Ilhas Açores, Portugal, Europa
11 de Junho de 2021
(Nota: calendário e tempo na geografia do México)
Com o rosto empoado, rejuvenescido e com a coberta limpa, recompostas as velas -depois de sair de Cienfuegos, Cuba-, a 16 de Maio A Montanha tomou rumo ao oriente. Contornou a praia das Coloradas e, com a Sierra Maestra à sua esquerda, foi novamente acompanhada pelos golfinhos convocados por Durito Stahlkäfer, que praguejou quando passaram em frente à aberração estado-unidense em Guantánamo. Frente ao Haiti, baleias saudaram a sua passagem, e na Ilha da Tartaruga, Durito e o Gato-Cão desembarcaram alegando algo sobre um tesouro enterrado… ou por enterrar. Como apoio à equipa de apoio, a Lupita, a Ximena e o Bernal vomitaram fraternalmente, apesar de que penso que teriam preferido apoiar de outra forma. Em Punta Rucia, na República Dominicana, guardou repouso e cautela A Montanha, devido a fortes ventos em contra. No dia 24 de Maio, de madrugada e só com vela (“para não espantar o vento”, disse o capitão Ludwig), A Montanha tomou rumo ao norte. Agora foram orcas as que saudaram A Montanha ao despedi-la das águas Caribenhas. Entre os dias 25 e 26 de Maio, o navio esquizofrénico -pensa que é uma ela e é montanha-, saiu d’As Bahamas e no dia 27 dirigiu-se para Nordeste, já em mar aberto, Duc in Altum.
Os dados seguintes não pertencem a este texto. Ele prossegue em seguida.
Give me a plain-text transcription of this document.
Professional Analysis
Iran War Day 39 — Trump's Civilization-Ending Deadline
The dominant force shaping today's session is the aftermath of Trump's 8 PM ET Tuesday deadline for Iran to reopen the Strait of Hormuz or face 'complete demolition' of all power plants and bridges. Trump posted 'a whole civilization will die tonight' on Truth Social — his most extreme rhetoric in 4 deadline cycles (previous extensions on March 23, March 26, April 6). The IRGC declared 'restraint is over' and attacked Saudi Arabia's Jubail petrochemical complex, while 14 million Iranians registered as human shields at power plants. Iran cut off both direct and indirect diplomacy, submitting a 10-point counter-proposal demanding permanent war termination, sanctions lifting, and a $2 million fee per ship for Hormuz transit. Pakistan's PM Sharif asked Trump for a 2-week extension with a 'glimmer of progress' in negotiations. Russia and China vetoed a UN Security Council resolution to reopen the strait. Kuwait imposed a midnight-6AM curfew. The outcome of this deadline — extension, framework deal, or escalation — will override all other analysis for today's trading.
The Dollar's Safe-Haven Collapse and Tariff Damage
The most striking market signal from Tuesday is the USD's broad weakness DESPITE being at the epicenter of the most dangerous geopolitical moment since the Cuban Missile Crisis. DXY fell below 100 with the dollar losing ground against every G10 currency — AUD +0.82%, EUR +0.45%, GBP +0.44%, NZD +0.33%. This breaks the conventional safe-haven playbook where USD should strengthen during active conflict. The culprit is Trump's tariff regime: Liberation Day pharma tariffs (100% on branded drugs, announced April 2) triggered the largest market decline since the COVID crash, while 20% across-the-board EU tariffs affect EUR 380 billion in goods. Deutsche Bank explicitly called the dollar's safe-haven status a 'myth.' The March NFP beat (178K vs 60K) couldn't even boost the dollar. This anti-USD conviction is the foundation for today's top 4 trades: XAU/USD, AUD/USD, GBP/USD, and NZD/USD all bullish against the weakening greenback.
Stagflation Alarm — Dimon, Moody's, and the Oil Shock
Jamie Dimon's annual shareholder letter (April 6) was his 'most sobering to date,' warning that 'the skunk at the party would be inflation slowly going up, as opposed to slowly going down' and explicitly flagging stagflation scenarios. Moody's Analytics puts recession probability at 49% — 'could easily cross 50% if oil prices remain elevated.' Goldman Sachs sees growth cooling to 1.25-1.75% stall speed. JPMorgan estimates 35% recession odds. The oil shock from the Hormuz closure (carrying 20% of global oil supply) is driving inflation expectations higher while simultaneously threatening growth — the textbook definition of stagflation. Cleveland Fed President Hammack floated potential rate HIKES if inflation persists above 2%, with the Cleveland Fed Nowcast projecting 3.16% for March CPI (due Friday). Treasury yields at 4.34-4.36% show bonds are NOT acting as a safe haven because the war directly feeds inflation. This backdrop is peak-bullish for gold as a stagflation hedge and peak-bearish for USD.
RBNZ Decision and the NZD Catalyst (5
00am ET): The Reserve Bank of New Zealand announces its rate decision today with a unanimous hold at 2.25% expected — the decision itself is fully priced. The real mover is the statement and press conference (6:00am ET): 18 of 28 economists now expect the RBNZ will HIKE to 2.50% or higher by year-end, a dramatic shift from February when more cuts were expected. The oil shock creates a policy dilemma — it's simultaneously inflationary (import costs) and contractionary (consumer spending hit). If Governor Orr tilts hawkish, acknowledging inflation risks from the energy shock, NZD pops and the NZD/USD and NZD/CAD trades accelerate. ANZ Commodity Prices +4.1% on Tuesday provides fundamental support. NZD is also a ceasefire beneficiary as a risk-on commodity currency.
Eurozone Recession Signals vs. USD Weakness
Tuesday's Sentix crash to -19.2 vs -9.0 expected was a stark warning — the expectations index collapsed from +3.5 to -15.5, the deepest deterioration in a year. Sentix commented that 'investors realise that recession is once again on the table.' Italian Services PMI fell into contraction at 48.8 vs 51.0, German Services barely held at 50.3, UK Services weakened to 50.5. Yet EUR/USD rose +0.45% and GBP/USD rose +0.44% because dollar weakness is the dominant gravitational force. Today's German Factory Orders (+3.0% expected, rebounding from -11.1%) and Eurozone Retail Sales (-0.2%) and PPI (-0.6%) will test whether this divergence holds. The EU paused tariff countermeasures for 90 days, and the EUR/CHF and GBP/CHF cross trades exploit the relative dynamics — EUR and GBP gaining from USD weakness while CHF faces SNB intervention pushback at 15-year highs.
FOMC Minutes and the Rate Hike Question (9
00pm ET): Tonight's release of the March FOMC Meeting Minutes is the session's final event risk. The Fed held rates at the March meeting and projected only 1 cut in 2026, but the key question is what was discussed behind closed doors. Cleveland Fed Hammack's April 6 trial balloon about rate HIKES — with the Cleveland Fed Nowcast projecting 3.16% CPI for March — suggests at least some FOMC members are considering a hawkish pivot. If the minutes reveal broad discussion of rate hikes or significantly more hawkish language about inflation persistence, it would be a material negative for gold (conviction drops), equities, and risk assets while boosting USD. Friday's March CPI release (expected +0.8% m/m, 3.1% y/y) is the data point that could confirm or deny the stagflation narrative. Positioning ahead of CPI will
A 4 de Junho, superado o chamado Triângulo das Bermudas, a embarcação e a sua prezada tripulação festejaram a aproximação ao oriente. Entre os dias 5 e 9 de Junho, navegaram sobre o sítio onde a lenda diz ser Atlântida.
Seriam as 22:10:15 horas do dia 10 de Junho quando, entre as brumas da madrugada europeia, desde o cesto da gávea d’A Montanha se conseguia divisar a montanha irmã, Cabeço Gordo, na Ilha do Faial no arquipélago dos Açores, região autónomo da geografia chamada Portugal, na Europa.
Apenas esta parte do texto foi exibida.